A principal investigadora do projeto, Sana Boubehziz, ressaltou a importância de tratar cada tipo de solo conforme suas características específicas, rejeitando abordagens genéricas. Ela enfatizou que o uso de fertilizantes à base de matéria orgânica é mais saudável para o solo a longo prazo, prolongando sua vida útil e aumentando a produtividade agrícola.

O alperujo, subproduto abundante da indústria oleícola da Andaluzia, ganha destaque adicional por seu encaixe natural em estratégias de economia circular. Ele transforma um resíduo industrial em insumo de alto valor ambiental, representando uma solução de baixo custo e alta eficiência para produtores da região mediterrânea.

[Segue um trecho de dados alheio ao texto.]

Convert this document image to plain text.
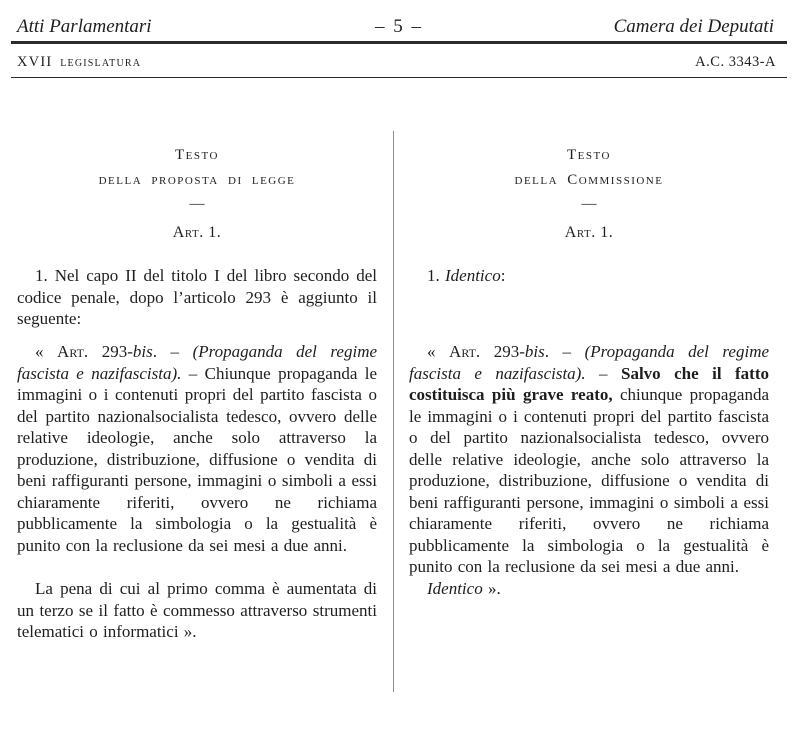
Atti Parlamentari	– 5 –	Camera dei Deputati
XVII legislatura	A.C. 3343-A
Testo
della proposta di legge
—
Art. 1.

1. Nel capo II del titolo I del libro secondo del codice penale, dopo l’articolo 293 è aggiunto il seguente:

« Art. 293-bis. – (Propaganda del regime fascista e nazifascista). – Chiunque propaganda le immagini o i contenuti propri del partito fascista o del partito nazionalsocialista tedesco, ovvero delle relative ideologie, anche solo attraverso la produzione, distribuzione, diffusione o vendita di beni raffiguranti persone, immagini o simboli a essi chiaramente riferiti, ovvero ne richiama pubblicamente la simbologia o la gestualità è punito con la reclusione da sei mesi a due anni.

La pena di cui al primo comma è aumentata di un terzo se il fatto è commesso attraverso strumenti telematici o informatici ».

Testo
della Commissione
—
Art. 1.

1. Identico:

« Art. 293-bis. – (Propaganda del regime fascista e nazifascista). – Salvo che il fatto costituisca più grave reato, chiunque propaganda le immagini o i contenuti propri del partito fascista o del partito nazionalsocialista tedesco, ovvero delle relative ideologie, anche solo attraverso la produzione, distribuzione, diffusione o vendita di beni raffiguranti persone, immagini o simboli a essi chiaramente riferiti, ovvero ne richiama pubblicamente la simbologia o la gestualità è punito con la reclusione da sei mesi a due anni.

Identico ».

Além dos benefícios econômicos diretos, a preservação da saúde do solo carrega uma dimensão social e climática de grande peso. Por ser um recurso essencialmente não renovável — dado o ritmo extremamente lento de sua regeneração natural —, o solo desempenha papel central na captura de carbono atmosférico.

Cuidar do solo torna-se, assim, uma ferramenta estratégica no combate às mudanças climáticas que, paradoxalmente, aceleram sua própria degradação. É uma forma concreta de interromper esse ciclo destrutivo antes que ele se torne irreversível.